New Photos Show Horror of Post-liberation Concentration Camps

Thirty photos from the 1945 liberation of the Buchenwald concentration camp and sub-camp Ohrdruf, show piles of corpses, some burnt.

Thirty photographs shot by American forces in 1945 at the Buchenwald concentration camp and sub-camp Ohrdruf, showing piles of corpses, some burnt, were recently provided to the German daily Bild, which published them yesterday.

Alongside the bodies, the photos show liberating American soldiers in uniform. Some of the photos were taken at Ohrdruf, which was part of the Buchenwald camp network and was captured by the Americans on April 4, 1945, making it the first camp liberated by American forces.

soldier concentration camp
Courtesy of Bild

The photos received by Bild had been in private hands for 66 years. Some of them were published by Bild yesterday to mark International Holocaust Remembrance Day, the anniversary of the liberation of Auschwitz. The German daily agreed to provide them to Haaretz as well.

The photos were taken by U.S. soldiers who sought to document the scenes of horror to which they were witness. They sent the film for development through a store in the nearby town of Weimar. A young employee at the shop made an additional copy of the photos and kept them.
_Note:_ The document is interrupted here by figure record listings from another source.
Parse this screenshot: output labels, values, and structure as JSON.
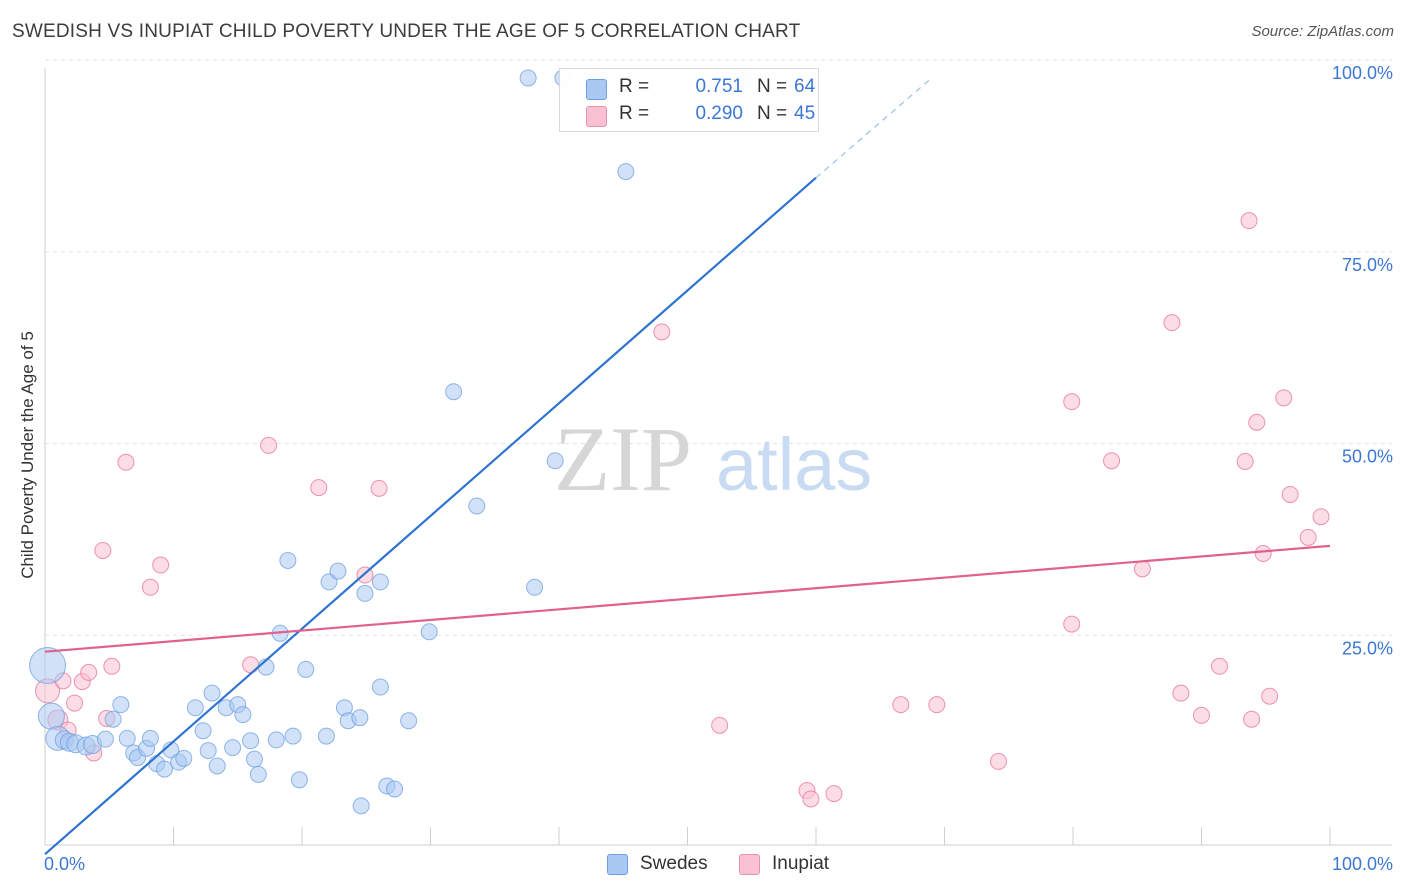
{
  "title": "SWEDISH VS INUPIAT CHILD POVERTY UNDER THE AGE OF 5 CORRELATION CHART",
  "source": "Source: ZipAtlas.com",
  "watermark": {
    "zip": "ZIP",
    "atlas": "atlas"
  },
  "legend": {
    "r_label": "R =",
    "n_label": "N =",
    "rows": [
      {
        "r": "0.751",
        "n": "64",
        "color": "#a9c9f3",
        "border": "#6f9fe0"
      },
      {
        "r": "0.290",
        "n": "45",
        "color": "#f9c1d2",
        "border": "#e891ad"
      }
    ]
  },
  "chart_data": {
    "type": "scatter",
    "title": "SWEDISH VS INUPIAT CHILD POVERTY UNDER THE AGE OF 5 CORRELATION CHART",
    "xlabel": "",
    "ylabel": "Child Poverty Under the Age of 5",
    "xlim": [
      0,
      100
    ],
    "ylim": [
      0,
      100
    ],
    "x_tick_labels": [
      "0.0%",
      "100.0%"
    ],
    "y_tick_labels": [
      "25.0%",
      "50.0%",
      "75.0%",
      "100.0%"
    ],
    "grid": true,
    "legend_position": "bottom",
    "series": [
      {
        "name": "Swedes",
        "color": "#6f9fe0",
        "fill": "#a9c9f3",
        "r": 0.751,
        "n": 64,
        "trend": {
          "x0": 0,
          "y0": -1.2,
          "x1": 60,
          "y1": 87,
          "dashed_to": {
            "x": 69,
            "y": 100
          }
        },
        "points": [
          [
            0.2,
            23.4,
            17
          ],
          [
            0.5,
            16.8,
            12
          ],
          [
            1.0,
            13.9,
            11
          ],
          [
            1.5,
            13.7,
            8
          ],
          [
            1.9,
            13.4,
            8
          ],
          [
            2.4,
            13.2,
            8
          ],
          [
            3.2,
            12.9,
            8
          ],
          [
            3.7,
            13.1,
            8
          ],
          [
            4.7,
            13.8,
            7
          ],
          [
            5.3,
            16.4,
            7
          ],
          [
            5.9,
            18.3,
            7
          ],
          [
            6.4,
            13.9,
            7
          ],
          [
            6.9,
            12.0,
            7
          ],
          [
            7.2,
            11.4,
            7
          ],
          [
            7.9,
            12.6,
            7
          ],
          [
            8.2,
            13.9,
            7
          ],
          [
            8.7,
            10.6,
            7
          ],
          [
            9.3,
            9.9,
            7
          ],
          [
            9.8,
            12.4,
            7
          ],
          [
            10.4,
            10.8,
            7
          ],
          [
            10.8,
            11.3,
            7
          ],
          [
            11.7,
            17.9,
            7
          ],
          [
            12.3,
            14.9,
            7
          ],
          [
            12.7,
            12.3,
            7
          ],
          [
            13.0,
            19.8,
            7
          ],
          [
            13.4,
            10.3,
            7
          ],
          [
            14.1,
            17.9,
            7
          ],
          [
            14.6,
            12.7,
            7
          ],
          [
            15.0,
            18.3,
            7
          ],
          [
            15.4,
            17.0,
            7
          ],
          [
            16.0,
            13.6,
            7
          ],
          [
            16.3,
            11.2,
            7
          ],
          [
            16.6,
            9.2,
            7
          ],
          [
            17.2,
            23.2,
            7
          ],
          [
            18.0,
            13.7,
            7
          ],
          [
            18.3,
            27.6,
            7
          ],
          [
            18.9,
            37.1,
            7
          ],
          [
            19.3,
            14.2,
            7
          ],
          [
            19.8,
            8.5,
            7
          ],
          [
            20.3,
            22.9,
            7
          ],
          [
            21.9,
            14.2,
            7
          ],
          [
            22.1,
            34.3,
            7
          ],
          [
            22.8,
            35.7,
            7
          ],
          [
            23.3,
            17.9,
            7
          ],
          [
            23.6,
            16.2,
            7
          ],
          [
            24.5,
            16.6,
            7
          ],
          [
            24.6,
            5.1,
            7
          ],
          [
            24.9,
            32.8,
            7
          ],
          [
            26.1,
            34.3,
            7
          ],
          [
            26.1,
            20.6,
            7
          ],
          [
            26.6,
            7.7,
            7
          ],
          [
            27.2,
            7.3,
            7
          ],
          [
            28.3,
            16.2,
            7
          ],
          [
            29.9,
            27.8,
            7
          ],
          [
            31.8,
            59.1,
            7
          ],
          [
            33.6,
            44.2,
            7
          ],
          [
            37.6,
            100.0,
            7
          ],
          [
            38.1,
            33.6,
            7
          ],
          [
            39.7,
            50.1,
            7
          ],
          [
            40.3,
            100.0,
            7
          ],
          [
            43.1,
            100.0,
            7
          ],
          [
            45.2,
            87.8,
            7
          ],
          [
            54.2,
            100.0,
            7
          ],
          [
            54.8,
            100.0,
            7
          ]
        ]
      },
      {
        "name": "Inupiat",
        "color": "#e8709a",
        "fill": "#f9c1d2",
        "r": 0.29,
        "n": 45,
        "trend": {
          "x0": 0,
          "y0": 25.2,
          "x1": 100,
          "y1": 39.0
        },
        "points": [
          [
            0.2,
            20.1,
            11
          ],
          [
            1.0,
            16.3,
            9
          ],
          [
            1.4,
            21.4,
            7
          ],
          [
            1.8,
            15.0,
            7
          ],
          [
            2.3,
            18.5,
            7
          ],
          [
            2.9,
            21.3,
            7
          ],
          [
            3.4,
            22.5,
            7
          ],
          [
            3.8,
            12.0,
            7
          ],
          [
            4.5,
            38.4,
            7
          ],
          [
            4.8,
            16.5,
            7
          ],
          [
            5.2,
            23.3,
            7
          ],
          [
            6.3,
            49.9,
            7
          ],
          [
            8.2,
            33.6,
            7
          ],
          [
            9.0,
            36.5,
            7
          ],
          [
            16.0,
            23.5,
            7
          ],
          [
            17.4,
            52.1,
            7
          ],
          [
            21.3,
            46.6,
            7
          ],
          [
            24.9,
            35.2,
            7
          ],
          [
            26.0,
            46.5,
            7
          ],
          [
            48.0,
            66.9,
            7
          ],
          [
            52.5,
            15.6,
            7
          ],
          [
            59.3,
            7.1,
            7
          ],
          [
            59.6,
            6.0,
            7
          ],
          [
            61.4,
            6.7,
            7
          ],
          [
            66.6,
            18.3,
            7
          ],
          [
            69.4,
            18.3,
            7
          ],
          [
            74.2,
            10.9,
            7
          ],
          [
            79.9,
            57.8,
            7
          ],
          [
            79.9,
            28.8,
            7
          ],
          [
            83.0,
            50.1,
            7
          ],
          [
            85.4,
            36.0,
            7
          ],
          [
            87.7,
            68.1,
            7
          ],
          [
            88.4,
            19.8,
            7
          ],
          [
            90.0,
            16.9,
            7
          ],
          [
            91.4,
            23.3,
            7
          ],
          [
            93.4,
            50.0,
            7
          ],
          [
            93.7,
            81.4,
            7
          ],
          [
            93.9,
            16.4,
            7
          ],
          [
            94.3,
            55.1,
            7
          ],
          [
            94.8,
            38.0,
            7
          ],
          [
            95.3,
            19.4,
            7
          ],
          [
            96.4,
            58.3,
            7
          ],
          [
            96.9,
            45.7,
            7
          ],
          [
            98.3,
            40.1,
            7
          ],
          [
            99.3,
            42.8,
            7
          ]
        ]
      }
    ]
  }
}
They remained in her possession for the next 66 years and after her death became part of her estate. They recently come into the possession of another individual, who gave them to the German newspaper.

The Buchenwald concentration camp functioned from 1937 until 1945, during which about a quarter million people passed through the camp on the way to death camps. About 65,000 people, however, perished at Buchenwald itself. The detainees at the camp included Israel’s former chief rabbi and the current chief rabbi of Tel Aviv, Israel Meir Lau, as well as writer Elie Wiesel and journalist Jean Amery.

The nearby Ohrdruf sub-camp was established in November of 1944 near the central German town of Gotha to house a workforce of prisoners involved in railroad construction. In late March 1945, there were about 12,000 prisoners there, but most were sent by the German SS on a death march to Buchenwald itself. Those who were too weak to leave the camp were killed immediately.

When American forces entered Ohrdruf on the afternoon of April 4, 1945, they found about 70 bodies, at which time some of the photos now being released were filmed. Some bodies had been covered by the Nazis with lime. Others had been burned.